Причем выдала этот спич донна с видом: «Если бы вы, дон, занимали хоть сколько-то значимое положения, то и вы бы мне были знакомы». Очень уж, как оказалось, донну испортили сословные предрассудки. Но может, это и к лучшему: сплавлю ее Карраскилье, пусть дальше он решает, что делать с донной.
В башне Хосефа сразу разохалась, что не готова к приему столь важного гостя. Карраскилья сразу отмахнулся от ее суеты заявив, что ему вполне достаточно будет, если она на вопросы ответит, что приезжий чародей искал какие-то бумаги, после чего попросил служанку уйти на какое-то время к себе и не мешать.
Хосефа поджала губы и удалилась с видом вдовствующей королевы, которую оскорбил кто-то из новых сановников, но Карраскилья, понятное дело, даже отвлекаться на нее не стал — Хосефа не то что не королева, но даже знатной родней похвастаться не может. Разумеется, если не считать Сильвию, но и та положение получила не по праву рождения, а по праву брака.
— Итак, дон Алехандро, жду рассказ о том, что с вами случилось.
— Сначала я хотел бы услышать рассказ о том, что случилось с нашим милостивым королем Рамоном Третьим, — указал я на очередность.
— Не хотелось бы говорить в присутствии представителя посторонней державы…
— Так вы уже почти все сказали.
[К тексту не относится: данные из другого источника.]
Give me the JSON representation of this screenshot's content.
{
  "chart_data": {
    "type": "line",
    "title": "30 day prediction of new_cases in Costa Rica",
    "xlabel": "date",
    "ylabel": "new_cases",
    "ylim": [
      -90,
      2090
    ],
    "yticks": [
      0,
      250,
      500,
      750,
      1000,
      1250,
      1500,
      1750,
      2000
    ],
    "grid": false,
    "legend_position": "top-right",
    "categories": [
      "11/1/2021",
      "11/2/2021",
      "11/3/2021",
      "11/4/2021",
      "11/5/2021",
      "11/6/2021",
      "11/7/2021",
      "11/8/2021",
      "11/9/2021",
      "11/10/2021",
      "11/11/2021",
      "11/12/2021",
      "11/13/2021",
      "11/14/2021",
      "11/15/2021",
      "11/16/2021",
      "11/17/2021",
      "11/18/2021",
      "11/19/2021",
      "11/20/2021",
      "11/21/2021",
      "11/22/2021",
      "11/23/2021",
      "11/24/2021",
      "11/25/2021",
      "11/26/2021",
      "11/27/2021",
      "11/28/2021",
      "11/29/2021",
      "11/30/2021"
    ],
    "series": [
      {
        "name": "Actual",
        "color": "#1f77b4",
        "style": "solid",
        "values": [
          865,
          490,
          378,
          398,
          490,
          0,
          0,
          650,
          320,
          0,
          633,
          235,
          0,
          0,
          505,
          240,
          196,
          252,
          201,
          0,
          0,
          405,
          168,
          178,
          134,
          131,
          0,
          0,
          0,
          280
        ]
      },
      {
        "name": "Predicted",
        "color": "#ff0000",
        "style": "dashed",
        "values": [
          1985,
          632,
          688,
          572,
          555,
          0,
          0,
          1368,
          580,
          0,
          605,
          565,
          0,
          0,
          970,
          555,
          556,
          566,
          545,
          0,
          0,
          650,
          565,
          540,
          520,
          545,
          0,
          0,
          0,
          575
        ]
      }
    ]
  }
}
А что не сказали — добавят газеты. Да и кажется мне, что этого будет не скрыть.
— А как такое скроешь, дон Алехандро, если Его Высочество скончался? В очень неудобное время скончался для нас. Не могу сказать, что он был бы идеалом правителя, но пока у нас нет никакого наследника.
Слово «пока» Карраскилья старательно выделил голосом, намекая, что с моей кандидатурой еще не решили, что делать. Надеялся, наверное, что я преисполнюсь благодарности к заговорщикам, когда те сообщат что на троне буду сидеть именно я.
— Всевышний, — вздохнула Исабель. — Это какой-то мор, направленный на уничтожение принцев.
На вопросительный взгляд Карраскильи я пояснил:
— Гравида тоже осталась без принцев. Старший отдал душу Всевышнему при нас с донной Болуарте, а младшего, скорее всего, приговорил старший.
— Его Высочество Фабиан был глуповат, позволял собой вертеть как старшему брату, так и Болуарте, — заявил Карраскилья. — Так что такой итог его жизни закономерен. Но для нас эта информация открывает интересные перспективы. И с тем большим нетерпением я ожидаю вашего рассказа, дон Алехандро. Как получилось, что вы пропали?